B.12.2. Ainsi que la Cour l'a jugé par son arrêt n° 149/2007 du 5 décembre 2007, s'il peut être admis qu'une circonscription électorale où quatre mandats sont à répartir est compatible avec le système de la représentation proportionnelle, tel n'est pas le cas pour les circonscriptions où seuls deux ou trois mandats sont à répartir et où le seuil électoral est, pour cette raison, déraisonnablement élevé.

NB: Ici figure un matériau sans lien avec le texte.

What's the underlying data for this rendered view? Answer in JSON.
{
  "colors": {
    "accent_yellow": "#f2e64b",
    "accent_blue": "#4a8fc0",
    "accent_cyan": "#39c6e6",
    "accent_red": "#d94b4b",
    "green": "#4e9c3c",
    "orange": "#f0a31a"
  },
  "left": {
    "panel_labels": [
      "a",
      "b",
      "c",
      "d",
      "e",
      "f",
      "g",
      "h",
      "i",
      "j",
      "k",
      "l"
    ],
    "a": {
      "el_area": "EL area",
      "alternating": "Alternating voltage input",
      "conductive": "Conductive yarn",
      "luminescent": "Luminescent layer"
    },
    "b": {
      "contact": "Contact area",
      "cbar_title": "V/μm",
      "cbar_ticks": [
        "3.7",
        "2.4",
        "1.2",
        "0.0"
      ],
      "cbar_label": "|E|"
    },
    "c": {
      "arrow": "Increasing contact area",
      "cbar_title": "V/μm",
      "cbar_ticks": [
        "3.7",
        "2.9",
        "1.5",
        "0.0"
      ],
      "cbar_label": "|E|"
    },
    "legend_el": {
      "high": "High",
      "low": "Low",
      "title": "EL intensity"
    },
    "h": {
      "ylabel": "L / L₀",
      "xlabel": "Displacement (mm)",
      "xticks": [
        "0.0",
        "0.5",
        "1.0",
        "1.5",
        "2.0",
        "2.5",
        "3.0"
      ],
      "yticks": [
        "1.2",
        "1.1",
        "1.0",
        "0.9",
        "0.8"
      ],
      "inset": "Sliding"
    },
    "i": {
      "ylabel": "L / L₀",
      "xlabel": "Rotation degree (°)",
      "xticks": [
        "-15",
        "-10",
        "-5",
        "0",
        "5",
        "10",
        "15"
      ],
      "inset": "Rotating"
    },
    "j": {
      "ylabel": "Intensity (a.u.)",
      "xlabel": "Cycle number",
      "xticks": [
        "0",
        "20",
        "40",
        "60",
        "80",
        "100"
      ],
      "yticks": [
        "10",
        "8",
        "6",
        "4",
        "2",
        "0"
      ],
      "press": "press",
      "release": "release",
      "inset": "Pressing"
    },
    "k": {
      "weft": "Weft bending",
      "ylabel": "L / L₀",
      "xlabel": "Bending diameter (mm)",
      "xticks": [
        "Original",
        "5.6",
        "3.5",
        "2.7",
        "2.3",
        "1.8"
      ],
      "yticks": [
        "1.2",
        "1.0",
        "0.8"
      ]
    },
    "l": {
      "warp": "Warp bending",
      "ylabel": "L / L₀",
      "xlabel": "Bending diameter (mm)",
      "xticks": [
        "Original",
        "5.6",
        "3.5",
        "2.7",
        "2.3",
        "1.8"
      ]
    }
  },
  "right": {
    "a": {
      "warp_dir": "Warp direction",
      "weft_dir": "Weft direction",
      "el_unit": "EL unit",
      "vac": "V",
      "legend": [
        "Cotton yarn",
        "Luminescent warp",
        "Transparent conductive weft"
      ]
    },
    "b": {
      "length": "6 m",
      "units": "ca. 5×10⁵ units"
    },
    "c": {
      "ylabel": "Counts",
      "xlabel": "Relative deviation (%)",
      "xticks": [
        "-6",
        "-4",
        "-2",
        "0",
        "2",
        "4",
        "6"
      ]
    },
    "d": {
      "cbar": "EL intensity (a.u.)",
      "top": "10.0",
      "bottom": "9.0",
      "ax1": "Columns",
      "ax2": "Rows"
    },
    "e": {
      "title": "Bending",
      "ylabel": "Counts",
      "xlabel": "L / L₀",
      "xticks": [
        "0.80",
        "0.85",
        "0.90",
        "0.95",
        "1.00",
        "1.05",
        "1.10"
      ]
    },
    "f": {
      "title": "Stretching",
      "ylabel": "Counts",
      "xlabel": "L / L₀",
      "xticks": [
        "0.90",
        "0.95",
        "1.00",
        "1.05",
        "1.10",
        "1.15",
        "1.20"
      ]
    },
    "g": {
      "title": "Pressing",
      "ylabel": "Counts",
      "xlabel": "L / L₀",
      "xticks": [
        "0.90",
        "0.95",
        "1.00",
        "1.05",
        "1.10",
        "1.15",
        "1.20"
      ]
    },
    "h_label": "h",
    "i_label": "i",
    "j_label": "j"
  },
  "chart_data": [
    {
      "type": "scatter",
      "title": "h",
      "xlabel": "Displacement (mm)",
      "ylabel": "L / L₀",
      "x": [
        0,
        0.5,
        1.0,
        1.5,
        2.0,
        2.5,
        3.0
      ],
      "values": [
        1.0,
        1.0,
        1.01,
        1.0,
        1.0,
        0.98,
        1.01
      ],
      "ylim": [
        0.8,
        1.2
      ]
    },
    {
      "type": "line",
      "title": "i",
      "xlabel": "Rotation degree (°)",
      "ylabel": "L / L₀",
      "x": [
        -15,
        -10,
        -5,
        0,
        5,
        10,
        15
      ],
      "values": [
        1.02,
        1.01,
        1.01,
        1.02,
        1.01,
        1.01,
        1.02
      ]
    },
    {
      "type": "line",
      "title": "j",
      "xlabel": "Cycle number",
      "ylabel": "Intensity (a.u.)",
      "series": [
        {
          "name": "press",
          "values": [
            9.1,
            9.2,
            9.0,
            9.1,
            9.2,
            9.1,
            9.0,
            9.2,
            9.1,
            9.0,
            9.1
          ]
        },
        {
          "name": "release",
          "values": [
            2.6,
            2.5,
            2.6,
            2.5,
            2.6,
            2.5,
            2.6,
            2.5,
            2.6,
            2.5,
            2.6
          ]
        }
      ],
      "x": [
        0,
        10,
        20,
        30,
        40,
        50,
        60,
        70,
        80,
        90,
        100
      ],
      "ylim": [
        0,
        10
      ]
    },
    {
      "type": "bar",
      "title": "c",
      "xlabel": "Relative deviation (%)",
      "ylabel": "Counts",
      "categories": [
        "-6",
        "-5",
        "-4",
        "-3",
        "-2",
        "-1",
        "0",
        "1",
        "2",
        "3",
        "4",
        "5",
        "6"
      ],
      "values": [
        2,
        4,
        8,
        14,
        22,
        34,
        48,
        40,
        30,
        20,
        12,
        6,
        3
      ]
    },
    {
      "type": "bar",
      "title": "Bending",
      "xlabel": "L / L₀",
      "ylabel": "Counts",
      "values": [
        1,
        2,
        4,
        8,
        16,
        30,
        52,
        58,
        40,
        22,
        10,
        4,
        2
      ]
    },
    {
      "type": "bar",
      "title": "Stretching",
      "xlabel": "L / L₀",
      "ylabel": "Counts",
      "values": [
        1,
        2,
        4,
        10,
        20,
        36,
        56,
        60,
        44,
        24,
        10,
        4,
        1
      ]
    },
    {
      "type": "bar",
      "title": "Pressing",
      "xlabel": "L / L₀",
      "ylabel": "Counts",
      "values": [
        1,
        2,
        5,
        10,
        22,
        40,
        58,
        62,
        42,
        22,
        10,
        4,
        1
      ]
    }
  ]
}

B.12.3. Enfin, s'il est certes exact que la possibilité de faire usage du droit de se grouper et de mettre en oeuvre le mécanisme de l'apparentement a pour effet, en pratique, de diminuer le seuil électoral naturel, cette possibilité ne saurait suffire à corriger la discrimination constatée dès lors, d'une part, que la mise en oeuvre de ce mécanisme ne peut avoir lieu que pour les listes qui font une déclaration préalable de groupement et, d'autre part, que l'apparentement n'est ouvert qu'aux listes qui ont obtenu dans une circonscription au moins un nombre de voix égal ou supérieur à 66 % du diviseur électoral, celui-ci étant directement fonction du nombre de sièges à répartir dans la circonscription.

B.13. La question préjudicielle appelle une réponse positive.

B.14. La Région wallonne demande à la Cour, à titre subsidiaire, de maintenir les effets des dispositions déclarées inconstitutionnelles.

Le maintien des effets doit être considéré comme une exception à la nature déclaratoire de l'arrêt rendu au contentieux préjudiciel et n'est ordonné que lorsque la Cour juge que le constat d'inconstitutionnalité implique pour l'ordre juridique une perturbation disproportionnée. En l'espèce, l'éventuelle perturbation serait la conséquence de l'annulation de l'acte attaqué devant le Conseil d'Etat. Il appartiendra à celui-ci de juger si, le cas échéant, l'annulation de l'acte attaqué devant lui entraîne une telle perturbation et si ses effets doivent être maintenus.

Par ces motifs, la Cour dit pour droit : L'article 5 et l'annexe 1 de la loi ordinaire du 16 juillet 1993 visant à achever la structure fédérale de l'Etat violent les articles 10 et 11 de la Constitution.

Ainsi rendu en langue française et en langue néerlandaise, conformément à l'article 65 de la loi spéciale du 6 janvier 1989 sur la Cour constitutionnelle, le 26 novembre 2015.